Der Protestsommer 2020 brachte die Idee der Zukunft nach Belarus zurück. Menschenmassen in Minsk und anderen Städten demonstrierten die Absicht, ihre Zukunft selbst zu bestimmen – ein Recht, das das autoritäre Regime ihnen abgesprochen hatte.

Der französische Historiker François Hartog erforscht die Zusammenhänge zwischen verschiedenen Gemeinschaften und der Kategorie Zeit. Er verwendet den Begriff „Geschichtlichkeitsmodus“ (régime d'historicité), um zu zeigen, wie in unterschiedlichen Gemeinschaften Vorstellungen zur eigenen Vergangenheit, Gegenwart und Zukunft generiert werden: von dem Versuch, die Grundlagen fürs Leben im Goldenen Zeitalter zu finden, also in einer idealisierten Vergangenheit, über Bestrebungen, die Zukunft nahe heranzuholen und mit dieser „futuristischen“ Aufgabe zu leben, bis hin zu einer Dominanz der Gegenwart, die Vergangenheit und Zukunft bestimmt. 

Wenn man über die belarussische Wirklichkeit der letzten dreißig Jahre spricht, so kann man sie anhand wechselnder Zukunftskonzepte beschreiben, von denen es in meiner Generation schon mehrere gegeben hat.

Wir haben verschiedene Versionen einer kollektiven Zukunft erlebt, überlebt, aufgegeben und uns enttäuscht von ihnen losgesagt.
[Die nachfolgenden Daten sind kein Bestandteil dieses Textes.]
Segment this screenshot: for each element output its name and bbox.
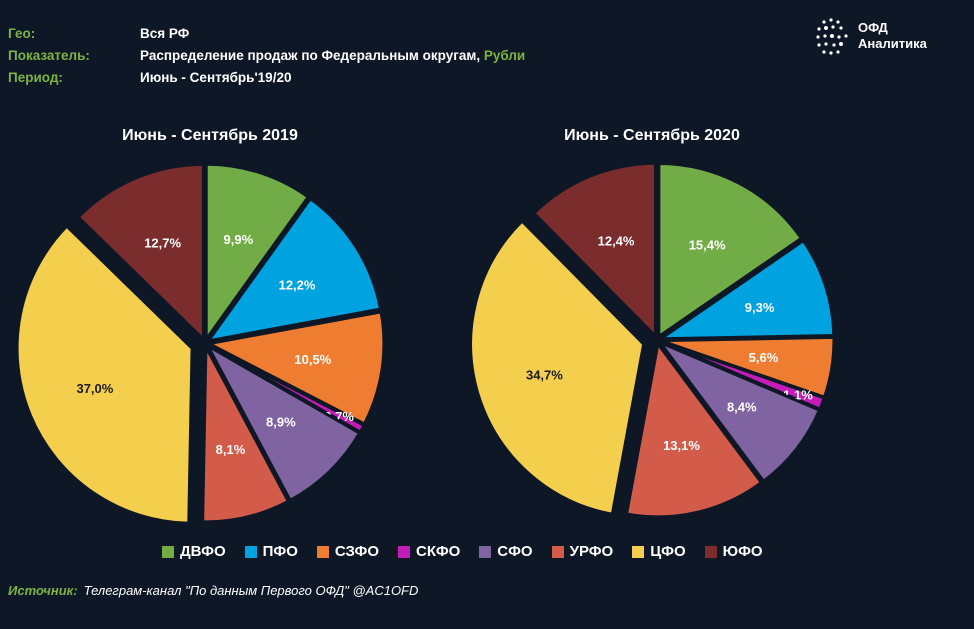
legend-item-СФО: СФО [479,543,533,560]
label-УРФО: 8,1% [216,442,246,457]
slice-ЦФО [15,224,194,525]
legend-item-ЮФО: ЮФО [704,543,763,560]
logo-dots-icon [816,18,848,55]
slice-СЗФО [204,310,386,427]
legend-swatch [316,545,329,558]
chart-title-2019: Июнь - Сентябрь 2019 [122,127,298,144]
label-ЮФО: 12,4% [598,233,635,248]
label-СФО: 8,9% [266,414,296,429]
legend-swatch [704,545,717,558]
legend-label: ЦФО [650,543,686,560]
label-СФО: 8,4% [727,400,757,415]
label-ПФО: 9,3% [745,300,775,315]
logo-text: ОФД Аналитика [858,20,927,52]
slice-ПФО [204,196,383,344]
slice-ЮФО [76,162,205,343]
legend-swatch [479,545,492,558]
label-СЗФО: 10,5% [294,352,331,367]
legend-label: ДВФО [180,543,226,560]
legend-item-ПФО: ПФО [244,543,298,560]
legend-label: СФО [497,543,533,560]
label-УРФО: 13,1% [663,438,700,453]
slice-ПФО [655,238,836,341]
legend: ДВФО ПФО СЗФО СКФО СФО УРФО ЦФО ЮФО [162,543,782,560]
legend-label: СЗФО [334,543,380,560]
slice-СФО [204,341,362,503]
label-СЗФО: 5,6% [749,350,779,365]
logo-line-2: Аналитика [858,36,927,51]
legend-label: УРФО [569,543,614,560]
label-ЦФО: 37,0% [76,381,113,396]
indicator-value-wrap: Распределение продаж по Федеральным окру… [140,48,525,63]
indicator-unit: Рубли [483,48,526,63]
legend-swatch [551,545,564,558]
indicator-value: Распределение продаж по Федеральным окру… [140,48,481,63]
chart-title-2020: Июнь - Сентябрь 2020 [564,127,740,144]
legend-swatch [632,545,645,558]
legend-item-ДВФО: ДВФО [162,543,226,560]
logo-line-1: ОФД [858,20,888,35]
label-ЦФО: 34,7% [526,368,563,383]
slice-ДВФО [657,161,804,340]
legend-item-ЦФО: ЦФО [632,543,686,560]
legend-label: ПФО [262,543,298,560]
legend-item-СЗФО: СЗФО [316,543,380,560]
period-label: Период: [8,70,63,85]
slice-СФО [655,338,822,484]
source-label: Источник: [8,583,78,598]
indicator-label: Показатель: [8,48,90,63]
slice-ДВФО [204,162,311,344]
label-ПФО: 12,2% [279,278,316,293]
geo-value: Вся РФ [140,26,190,41]
legend-swatch [244,545,257,558]
slice-ЦФО [469,218,646,517]
slice-УРФО [201,341,291,524]
source-text: Телеграм-канал "По данным Первого ОФД" @… [83,583,419,598]
pie-1: 15,4%9,3%5,6%1,1%8,4%13,1%34,7%12,4% [469,161,836,519]
legend-item-СКФО: СКФО [398,543,460,560]
source-note: Источник: Телеграм-канал "По данным Перво… [8,583,418,598]
slice-УРФО [624,340,764,519]
pie-0: 9,9%12,2%10,5%0,7%8,9%8,1%37,0%12,7% [15,162,386,525]
legend-label: СКФО [416,543,461,560]
legend-swatch [398,545,411,558]
label-ДВФО: 15,4% [689,238,726,253]
label-ДВФО: 9,9% [224,232,254,247]
legend-item-УРФО: УРФО [551,543,614,560]
geo-label: Гео: [8,26,36,41]
period-value: Июнь - Сентябрь'19/20 [140,70,292,85]
slice-ЮФО [531,161,657,340]
legend-label: ЮФО [722,543,763,560]
ofd-logo: ОФД Аналитика [815,16,955,60]
label-ЮФО: 12,7% [144,236,181,251]
legend-swatch [162,545,174,558]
Eine dieser Zukünfte prägte uns in der UdSSR, doch diese Zukunft Nr. 1 war 1991 zu Ende. Die Zukunft Nr. 2 stellte sich dann in den 1990er Jahren ein, sie war optimistisch und utopisch, wenn auch der sowjetischen diametral entgegengesetzt. Diese Zukunft wiederum fand einen autoritären Ersatz in der Zukunft Nr. 3, die jedoch 2020 endgültig in sich zusammenstürzte. Und so stehen wir vor einer neuen Version der Zukunft, der Zukunft Nr. 4. Was erwartet uns?

Zukunft Nr. 1

Bis heute ist die übliche Sichtweise, dass die UdSSR in einem besonderen, futuristischen Geschichtlichkeitsmodus beziehungsweise Zeitbezug existierte – eine Gesellschaft, deren Entwicklung von der Zukunft, vom Aufbau des Kommunismus, bestimmt war. Natürlich gab es auch hier Nuancen – doch eigentlich war das Bild der offiziellen Zukunft alternativlos.
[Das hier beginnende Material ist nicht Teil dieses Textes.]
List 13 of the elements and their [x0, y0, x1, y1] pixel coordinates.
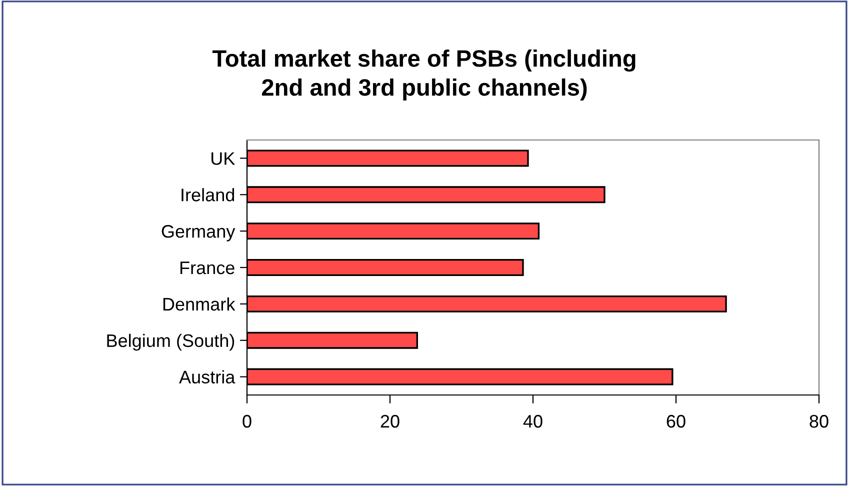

Für mich, wie für viele andere meiner Generation – die formal der vom Kulturanthropologen Alexei Yurchak beschriebenen letzten sowjetischen Generation der Mitte der Siebziger Geborenen angehörte – war eine spezielle Wahrnehmung der Zukunft ein enorm wichtiger Aspekt des Erwachsenwerdens. 
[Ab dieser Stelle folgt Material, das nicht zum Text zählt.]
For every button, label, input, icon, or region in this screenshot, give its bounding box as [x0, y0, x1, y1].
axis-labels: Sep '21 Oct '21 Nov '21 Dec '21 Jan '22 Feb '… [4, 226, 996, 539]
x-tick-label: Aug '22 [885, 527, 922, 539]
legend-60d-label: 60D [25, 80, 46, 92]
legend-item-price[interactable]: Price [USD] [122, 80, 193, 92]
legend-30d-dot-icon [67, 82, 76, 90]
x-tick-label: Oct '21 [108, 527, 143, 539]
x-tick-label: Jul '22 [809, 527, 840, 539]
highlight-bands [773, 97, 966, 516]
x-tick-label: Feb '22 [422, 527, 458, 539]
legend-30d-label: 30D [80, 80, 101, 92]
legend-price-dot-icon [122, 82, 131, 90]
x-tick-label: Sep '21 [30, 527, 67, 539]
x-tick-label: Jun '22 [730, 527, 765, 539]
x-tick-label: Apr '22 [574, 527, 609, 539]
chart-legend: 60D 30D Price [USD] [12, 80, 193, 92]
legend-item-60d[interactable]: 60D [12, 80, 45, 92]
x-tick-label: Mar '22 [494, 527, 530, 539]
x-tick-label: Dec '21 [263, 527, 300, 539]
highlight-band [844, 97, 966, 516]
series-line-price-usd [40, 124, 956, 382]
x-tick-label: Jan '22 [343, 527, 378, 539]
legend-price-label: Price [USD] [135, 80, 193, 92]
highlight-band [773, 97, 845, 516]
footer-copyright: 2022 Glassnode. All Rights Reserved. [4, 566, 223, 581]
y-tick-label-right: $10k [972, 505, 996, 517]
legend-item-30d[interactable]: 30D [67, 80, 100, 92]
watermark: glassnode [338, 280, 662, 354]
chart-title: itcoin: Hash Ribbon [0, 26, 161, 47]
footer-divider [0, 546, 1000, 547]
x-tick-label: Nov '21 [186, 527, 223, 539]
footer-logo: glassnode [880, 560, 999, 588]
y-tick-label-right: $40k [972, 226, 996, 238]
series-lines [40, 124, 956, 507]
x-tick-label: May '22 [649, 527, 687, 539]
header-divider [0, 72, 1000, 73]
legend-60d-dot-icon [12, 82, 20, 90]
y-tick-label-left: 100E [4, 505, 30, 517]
Was hatten wir damals für eine Vorstellung von unserer, der persönlichen und der kollektiven, Zukunft? Technokratische Phantasien der zweiten Hälfte des 20. Jahrhunderts mischten sich mit ideologischen Postulaten des sowjetischen Marxismus und (in unserem Fall) einer kindlichen, etwas infantilen Einschätzung der eigenen Möglichkeiten. Gleichzeitig war diese Zukunft unmittelbar bedroht: Jeden Moment konnte ein Atomkrieg mit dem kapitalistischen Westen ausbrechen.

Der Glaube an regelmäßige Raumflüge in naher Zukunft existierte in meiner sowjetischen Kindheit in den frühen 1980er Jahren Seite an Seite mit der Propaganda für das ultimative soziale Bestreben der Sowjetbürger – den Aufbau des Kommunismus (und das war die richtige Zukunft).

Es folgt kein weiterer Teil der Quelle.